Poland’s farms now fall into three categories. About 20 percent of farms are big producers that sell all their output. Within this category, some farms use highly intensive production methods. They sow large-scale crop monocultures, use huge amounts of mineral fertilizers and pesticides, and simplify the rotation of crops. This has an enormous impact on the environment: it degrades the soil and landscape, reduces biodiversity, as well as polluting groundwater and surface water. Industrial animal-raising methods such as caged production or year-round confinement cause suffering to animals. These methods also produce huge amounts of slurry, contaminating water and soil. 
Industrial agriculture also inhibits the development of rural areas, leading to depopulation. Because farmers who have for years applied traditional crop and animal production methods are no longer able to compete with big farms, they give up farming altogether. 
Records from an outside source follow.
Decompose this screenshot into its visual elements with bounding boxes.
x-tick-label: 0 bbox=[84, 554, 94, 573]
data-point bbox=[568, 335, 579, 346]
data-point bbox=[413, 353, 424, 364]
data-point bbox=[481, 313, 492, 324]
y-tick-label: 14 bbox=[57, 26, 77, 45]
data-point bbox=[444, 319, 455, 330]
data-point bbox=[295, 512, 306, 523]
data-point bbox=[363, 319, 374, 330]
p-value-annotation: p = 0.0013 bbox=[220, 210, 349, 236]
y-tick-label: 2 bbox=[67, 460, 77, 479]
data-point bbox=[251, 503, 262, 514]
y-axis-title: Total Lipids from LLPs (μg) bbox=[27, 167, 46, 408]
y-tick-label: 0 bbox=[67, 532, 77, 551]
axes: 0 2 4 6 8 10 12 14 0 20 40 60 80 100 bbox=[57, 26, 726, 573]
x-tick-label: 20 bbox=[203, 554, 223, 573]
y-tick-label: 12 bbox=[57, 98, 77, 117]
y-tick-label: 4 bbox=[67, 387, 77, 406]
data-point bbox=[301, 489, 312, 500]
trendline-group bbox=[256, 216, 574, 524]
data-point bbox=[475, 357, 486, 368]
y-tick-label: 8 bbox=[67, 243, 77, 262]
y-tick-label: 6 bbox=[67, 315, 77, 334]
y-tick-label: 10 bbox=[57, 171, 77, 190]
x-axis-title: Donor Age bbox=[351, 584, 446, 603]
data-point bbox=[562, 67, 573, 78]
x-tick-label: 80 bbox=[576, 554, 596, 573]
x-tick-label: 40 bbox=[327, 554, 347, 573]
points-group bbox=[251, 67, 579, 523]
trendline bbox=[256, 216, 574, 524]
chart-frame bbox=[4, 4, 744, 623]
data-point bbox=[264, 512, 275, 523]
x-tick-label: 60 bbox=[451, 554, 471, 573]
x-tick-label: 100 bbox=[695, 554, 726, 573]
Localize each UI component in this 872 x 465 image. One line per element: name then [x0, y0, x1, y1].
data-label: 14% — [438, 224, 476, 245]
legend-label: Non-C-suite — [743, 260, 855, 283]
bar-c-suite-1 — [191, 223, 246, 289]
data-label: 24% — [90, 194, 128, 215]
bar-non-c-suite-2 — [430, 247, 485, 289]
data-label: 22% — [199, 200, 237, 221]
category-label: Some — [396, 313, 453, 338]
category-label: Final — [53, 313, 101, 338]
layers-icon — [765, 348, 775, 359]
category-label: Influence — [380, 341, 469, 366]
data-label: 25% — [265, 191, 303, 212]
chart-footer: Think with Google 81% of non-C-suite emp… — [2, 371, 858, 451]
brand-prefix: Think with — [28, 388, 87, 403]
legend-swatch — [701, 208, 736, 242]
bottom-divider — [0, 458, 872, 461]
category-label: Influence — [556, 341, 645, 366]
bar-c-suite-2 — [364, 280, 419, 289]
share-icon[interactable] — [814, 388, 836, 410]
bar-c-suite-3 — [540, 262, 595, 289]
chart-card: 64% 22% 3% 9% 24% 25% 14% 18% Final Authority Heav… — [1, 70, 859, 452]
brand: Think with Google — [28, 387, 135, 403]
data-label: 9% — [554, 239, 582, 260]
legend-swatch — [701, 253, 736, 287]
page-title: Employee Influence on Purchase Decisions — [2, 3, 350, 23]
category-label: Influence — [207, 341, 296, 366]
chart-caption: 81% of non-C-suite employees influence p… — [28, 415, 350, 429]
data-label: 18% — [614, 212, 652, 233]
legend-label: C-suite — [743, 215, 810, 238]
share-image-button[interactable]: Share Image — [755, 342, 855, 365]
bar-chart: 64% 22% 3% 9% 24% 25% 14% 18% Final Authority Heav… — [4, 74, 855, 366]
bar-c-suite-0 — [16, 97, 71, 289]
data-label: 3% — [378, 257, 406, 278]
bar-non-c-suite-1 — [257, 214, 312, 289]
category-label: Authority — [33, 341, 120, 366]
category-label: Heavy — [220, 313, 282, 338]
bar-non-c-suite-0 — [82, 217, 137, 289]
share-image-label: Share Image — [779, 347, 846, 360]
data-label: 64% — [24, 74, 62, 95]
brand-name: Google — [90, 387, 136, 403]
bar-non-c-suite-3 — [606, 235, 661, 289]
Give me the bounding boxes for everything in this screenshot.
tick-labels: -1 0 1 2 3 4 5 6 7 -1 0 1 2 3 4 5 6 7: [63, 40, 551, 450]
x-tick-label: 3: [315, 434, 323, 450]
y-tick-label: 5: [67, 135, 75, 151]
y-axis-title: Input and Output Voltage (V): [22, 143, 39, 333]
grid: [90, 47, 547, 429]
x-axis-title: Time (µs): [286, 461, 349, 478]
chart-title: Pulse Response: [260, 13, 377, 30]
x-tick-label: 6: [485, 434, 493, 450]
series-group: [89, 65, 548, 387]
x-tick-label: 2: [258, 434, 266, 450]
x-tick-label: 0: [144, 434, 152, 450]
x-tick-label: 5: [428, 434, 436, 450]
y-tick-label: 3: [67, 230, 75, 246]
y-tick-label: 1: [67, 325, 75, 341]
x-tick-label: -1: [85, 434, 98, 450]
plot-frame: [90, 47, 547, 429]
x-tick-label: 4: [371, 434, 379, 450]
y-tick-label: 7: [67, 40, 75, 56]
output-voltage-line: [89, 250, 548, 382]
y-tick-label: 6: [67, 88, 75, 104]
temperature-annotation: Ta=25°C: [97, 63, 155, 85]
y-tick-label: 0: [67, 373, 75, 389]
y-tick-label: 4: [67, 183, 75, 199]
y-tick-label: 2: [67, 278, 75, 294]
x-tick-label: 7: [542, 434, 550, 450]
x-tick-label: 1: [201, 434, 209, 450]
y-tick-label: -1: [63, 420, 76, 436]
At the other end of the scale, the smallest farms maintain the land in good condition but produce either nothing (about 15 percent of farms) or as much they need for their personal consumption (about 10 percent). Many have been forced out of the market by the growing competitiveness of large farms. 

The third category is also the largest; it includes over half of all Polish farms. These farms are trying to survive through commercial production but are too small to benefit from economies of scale. As a result, they seek a competitive edge by specializing or by cutting costs – for example, by simplifying crop rotations or reducing liming and the use of organic fertilizers. Such practices are important to maintain the environment. A major challenge for agricultural policy is to preserve these farms and ensure that they can produce food in accordance with good agricultural practices. The farmers who manage these enterprises are crucial for the sustainable development of rural areas. By maintaining land in good condition and by producing food less intensively than big farms, they have a positive impact on the environment, preserve biological and landscape diversity and counteract the depopulation of rural areas.